White people have taken to the streets in droves to protest alongside their black friends, most of them young. They too carry signs proclaiming, “Black Lives Matter” and “No Justice, No Peace.”  They too are angry and willing to risk their safety to stand with people of color in their communities.

In Louisville, Kentucky, a line of white women, arms locked, stood between the police and black protesters. This is how they decided to turn their privilege into protectiveness.

In Michigan, a sheriff took off his helmet and walked with protesters.  In other places, police officers have knelt with demonstrators. I saw a photo on Facebook of an officer giving a bottle of water to a young black man.

Here in Greensboro, the CEO of one of our largest employers issued a corporate memo with the subject line, “Taking a Stand for Racial Justice.” Groups are being formed by white people on Facebook to inspire activism, and white ministers are calling for their congregations to take a stand.

All of this gives me hope.

What heartens me the most however, because I believe it is the basis of the systemic change needed to really turn the tide, is this: White people, myself included, are finally willing to look in the mirror and see the subtle prejudice and racist thinking which exists in the recesses of our unconscious minds.

We are willing to admit that we don’t really know much about the black experience in America and that we have not challenged ourselves to learn. Not really.

We white folks, it seems to me, are willing now to fully take up the mantle of responsibility of ending racism and are coming to realize it starts within through uncomfortable inner examination and the commitment to grow in new and uncertain ways.

Over the last few years, I’ve come to realize that I don’t know much of anything about what black people really and truly have endured, what I call “the inside of the experience” because I’ve only witnessed it from the outside – maybe with a heart of compassion, but still on the outside of their experience, and also on the outside of my own.

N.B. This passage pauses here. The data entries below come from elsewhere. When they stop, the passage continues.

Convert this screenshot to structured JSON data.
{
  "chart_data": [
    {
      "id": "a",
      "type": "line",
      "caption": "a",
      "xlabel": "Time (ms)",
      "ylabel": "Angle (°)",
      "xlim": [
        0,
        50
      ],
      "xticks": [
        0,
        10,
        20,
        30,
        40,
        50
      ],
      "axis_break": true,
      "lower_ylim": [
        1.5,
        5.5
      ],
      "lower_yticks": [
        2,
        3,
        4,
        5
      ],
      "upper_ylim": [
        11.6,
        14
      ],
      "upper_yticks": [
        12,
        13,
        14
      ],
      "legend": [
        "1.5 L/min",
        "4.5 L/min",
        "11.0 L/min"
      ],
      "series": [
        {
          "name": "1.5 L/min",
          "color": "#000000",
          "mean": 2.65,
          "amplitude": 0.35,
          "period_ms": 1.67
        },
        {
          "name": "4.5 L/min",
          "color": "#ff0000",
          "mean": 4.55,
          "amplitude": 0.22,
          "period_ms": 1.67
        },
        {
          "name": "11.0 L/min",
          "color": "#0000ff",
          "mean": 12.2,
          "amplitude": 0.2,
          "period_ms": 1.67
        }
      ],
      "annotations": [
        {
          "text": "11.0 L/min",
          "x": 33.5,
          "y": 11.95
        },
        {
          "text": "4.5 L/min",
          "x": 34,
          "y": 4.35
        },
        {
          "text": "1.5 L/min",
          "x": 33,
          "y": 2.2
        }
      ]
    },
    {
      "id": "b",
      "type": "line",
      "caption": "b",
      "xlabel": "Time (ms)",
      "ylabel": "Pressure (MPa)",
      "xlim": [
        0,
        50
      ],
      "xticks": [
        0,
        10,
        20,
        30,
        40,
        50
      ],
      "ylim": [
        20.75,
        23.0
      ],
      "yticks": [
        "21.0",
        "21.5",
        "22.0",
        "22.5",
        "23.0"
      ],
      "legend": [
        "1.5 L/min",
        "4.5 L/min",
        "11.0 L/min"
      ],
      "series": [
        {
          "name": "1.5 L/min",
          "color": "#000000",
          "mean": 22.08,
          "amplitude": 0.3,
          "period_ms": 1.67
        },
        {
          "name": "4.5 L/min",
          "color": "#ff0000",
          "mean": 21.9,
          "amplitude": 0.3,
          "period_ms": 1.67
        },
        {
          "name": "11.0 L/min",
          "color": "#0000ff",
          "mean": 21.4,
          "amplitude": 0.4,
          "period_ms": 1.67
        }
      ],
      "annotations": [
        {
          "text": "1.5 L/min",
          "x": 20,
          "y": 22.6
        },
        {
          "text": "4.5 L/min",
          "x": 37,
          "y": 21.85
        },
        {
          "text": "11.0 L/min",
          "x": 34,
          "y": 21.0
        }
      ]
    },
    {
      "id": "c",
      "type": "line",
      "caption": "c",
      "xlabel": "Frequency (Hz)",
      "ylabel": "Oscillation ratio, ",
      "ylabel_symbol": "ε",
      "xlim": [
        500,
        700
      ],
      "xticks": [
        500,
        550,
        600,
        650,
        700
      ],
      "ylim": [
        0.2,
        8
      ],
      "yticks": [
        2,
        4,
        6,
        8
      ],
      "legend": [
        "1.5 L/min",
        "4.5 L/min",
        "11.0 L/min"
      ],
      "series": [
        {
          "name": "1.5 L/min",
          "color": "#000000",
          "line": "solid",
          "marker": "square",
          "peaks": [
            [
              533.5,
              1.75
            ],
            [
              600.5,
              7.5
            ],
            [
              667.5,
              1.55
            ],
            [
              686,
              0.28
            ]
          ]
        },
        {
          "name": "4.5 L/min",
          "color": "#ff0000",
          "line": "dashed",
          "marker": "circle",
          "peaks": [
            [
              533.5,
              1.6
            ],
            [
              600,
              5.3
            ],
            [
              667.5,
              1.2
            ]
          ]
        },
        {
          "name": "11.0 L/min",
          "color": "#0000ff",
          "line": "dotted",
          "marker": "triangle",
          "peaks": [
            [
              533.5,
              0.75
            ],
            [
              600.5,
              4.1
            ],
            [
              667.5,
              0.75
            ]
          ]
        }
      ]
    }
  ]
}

Inner transformation is the foundation for any real change to come about in every area of life. It all starts as an inside job.

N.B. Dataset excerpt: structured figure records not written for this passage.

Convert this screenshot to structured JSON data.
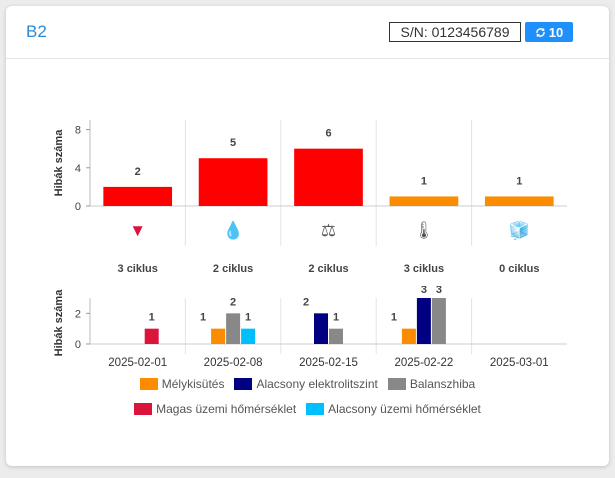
{
  "card": {
    "title": "B2",
    "serial": "S/N: 0123456789",
    "badge_count": "10",
    "badge_icon": "refresh-icon"
  },
  "colors": {
    "red": "#ff0000",
    "orange": "#fb8c00",
    "navy": "#000080",
    "gray": "#888888",
    "crimson": "#dc143c",
    "cyan": "#00bfff",
    "title_blue": "#2b8ad8",
    "badge_blue": "#1e8ffb"
  },
  "chart_data": [
    {
      "type": "bar",
      "ylabel": "Hibák száma",
      "ylim": [
        0,
        9
      ],
      "yticks": [
        0,
        4,
        8
      ],
      "categories": [
        "▼",
        "💧",
        "⚖",
        "🌡",
        "🧊"
      ],
      "icon_names": [
        "triangle-down-icon",
        "water-drop-icon",
        "balance-scale-icon",
        "thermometer-icon",
        "ice-cube-icon"
      ],
      "values": [
        2,
        5,
        6,
        1,
        1
      ],
      "bar_colors": [
        "#ff0000",
        "#ff0000",
        "#ff0000",
        "#fb8c00",
        "#fb8c00"
      ],
      "cycle_labels": [
        "3 ciklus",
        "2 ciklus",
        "2 ciklus",
        "3 ciklus",
        "0 ciklus"
      ],
      "grid": true
    },
    {
      "type": "bar",
      "ylabel": "Hibák száma",
      "ylim": [
        0,
        3
      ],
      "yticks": [
        0,
        2
      ],
      "categories": [
        "2025-02-01",
        "2025-02-08",
        "2025-02-15",
        "2025-02-22",
        "2025-03-01"
      ],
      "series": [
        {
          "name": "Mélykisütés",
          "color": "#fb8c00",
          "values": [
            0,
            1,
            0,
            1,
            0
          ]
        },
        {
          "name": "Alacsony elektrolitszint",
          "color": "#000080",
          "values": [
            0,
            0,
            2,
            3,
            0
          ]
        },
        {
          "name": "Balanszhiba",
          "color": "#888888",
          "values": [
            0,
            2,
            1,
            3,
            0
          ]
        },
        {
          "name": "Magas üzemi hőmérséklet",
          "color": "#dc143c",
          "values": [
            1,
            0,
            0,
            0,
            0
          ]
        },
        {
          "name": "Alacsony üzemi hőmérséklet",
          "color": "#00bfff",
          "values": [
            0,
            1,
            0,
            0,
            0
          ]
        }
      ],
      "legend_rows": [
        [
          "Mélykisütés",
          "Alacsony elektrolitszint",
          "Balanszhiba"
        ],
        [
          "Magas üzemi hőmérséklet",
          "Alacsony üzemi hőmérséklet"
        ]
      ],
      "legend_position": "bottom",
      "grid": true
    }
  ]
}
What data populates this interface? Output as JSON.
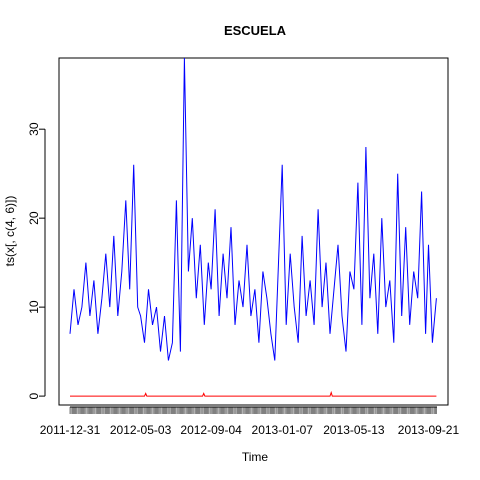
{
  "chart_data": {
    "type": "line",
    "title": "ESCUELA",
    "xlabel": "Time",
    "ylabel": "ts(x[, c(4, 6)])",
    "ylim": [
      -1,
      38
    ],
    "yticks": [
      0,
      10,
      20,
      30
    ],
    "grid": false,
    "legend": "none",
    "x_tick_labels": [
      "2011-12-31",
      "2012-05-03",
      "2012-09-04",
      "2013-01-07",
      "2013-05-13",
      "2013-09-21"
    ],
    "x_range": [
      "2011-12-31",
      "2013-10-06"
    ],
    "series": [
      {
        "color": "#0000ff",
        "x": [
          "2011-12-31",
          "2012-01-07",
          "2012-01-14",
          "2012-01-21",
          "2012-01-28",
          "2012-02-04",
          "2012-02-11",
          "2012-02-18",
          "2012-02-25",
          "2012-03-03",
          "2012-03-10",
          "2012-03-17",
          "2012-03-24",
          "2012-03-31",
          "2012-04-07",
          "2012-04-14",
          "2012-04-21",
          "2012-04-28",
          "2012-05-03",
          "2012-05-10",
          "2012-05-17",
          "2012-05-24",
          "2012-05-31",
          "2012-06-07",
          "2012-06-14",
          "2012-06-21",
          "2012-06-28",
          "2012-07-05",
          "2012-07-12",
          "2012-07-19",
          "2012-07-26",
          "2012-08-02",
          "2012-08-09",
          "2012-08-16",
          "2012-08-23",
          "2012-08-30",
          "2012-09-04",
          "2012-09-11",
          "2012-09-18",
          "2012-09-25",
          "2012-10-02",
          "2012-10-09",
          "2012-10-16",
          "2012-10-23",
          "2012-10-30",
          "2012-11-06",
          "2012-11-13",
          "2012-11-20",
          "2012-11-27",
          "2012-12-04",
          "2012-12-11",
          "2012-12-18",
          "2012-12-25",
          "2013-01-07",
          "2013-01-14",
          "2013-01-21",
          "2013-01-28",
          "2013-02-04",
          "2013-02-11",
          "2013-02-18",
          "2013-02-25",
          "2013-03-04",
          "2013-03-11",
          "2013-03-18",
          "2013-03-25",
          "2013-04-01",
          "2013-04-08",
          "2013-04-15",
          "2013-04-22",
          "2013-04-29",
          "2013-05-06",
          "2013-05-13",
          "2013-05-20",
          "2013-05-27",
          "2013-06-03",
          "2013-06-10",
          "2013-06-17",
          "2013-06-24",
          "2013-07-01",
          "2013-07-08",
          "2013-07-15",
          "2013-07-22",
          "2013-07-29",
          "2013-08-05",
          "2013-08-12",
          "2013-08-19",
          "2013-08-26",
          "2013-09-02",
          "2013-09-09",
          "2013-09-16",
          "2013-09-21",
          "2013-09-28",
          "2013-10-05"
        ],
        "y": [
          7,
          12,
          8,
          10,
          15,
          9,
          13,
          7,
          11,
          16,
          10,
          18,
          9,
          14,
          22,
          12,
          26,
          10,
          9,
          6,
          12,
          8,
          10,
          5,
          9,
          4,
          6,
          22,
          5,
          38,
          14,
          20,
          11,
          17,
          8,
          15,
          12,
          21,
          9,
          16,
          11,
          19,
          8,
          13,
          10,
          17,
          9,
          12,
          6,
          14,
          11,
          7,
          4,
          26,
          8,
          16,
          10,
          6,
          18,
          9,
          13,
          8,
          21,
          10,
          15,
          7,
          12,
          17,
          9,
          5,
          14,
          12,
          24,
          8,
          28,
          11,
          16,
          7,
          20,
          10,
          13,
          6,
          25,
          9,
          19,
          8,
          14,
          11,
          23,
          7,
          17,
          6,
          11
        ]
      },
      {
        "color": "#ff0000",
        "x": [
          "2011-12-31",
          "2012-02-25",
          "2012-05-10",
          "2012-05-12",
          "2012-05-14",
          "2012-07-19",
          "2012-08-20",
          "2012-08-22",
          "2012-08-24",
          "2012-11-06",
          "2013-01-07",
          "2013-04-01",
          "2013-04-03",
          "2013-04-05",
          "2013-06-17",
          "2013-08-19",
          "2013-10-05"
        ],
        "y": [
          0,
          0,
          0,
          0.3,
          0,
          0,
          0,
          0.3,
          0,
          0,
          0,
          0,
          0.4,
          0,
          0,
          0,
          0
        ]
      }
    ]
  }
}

“The arc of the moral universe is long, but it bends toward justice,” Martin Luther King, Jr. said. There is a universe out there, and there is a universe inside each of us. My hope lies in the fact that as we white people awaken more fully to our inner moral universe, we will ride its arc in permanent solidarity with our black brothers and sisters toward that long-awaited place of justice, equality, freedom and peace.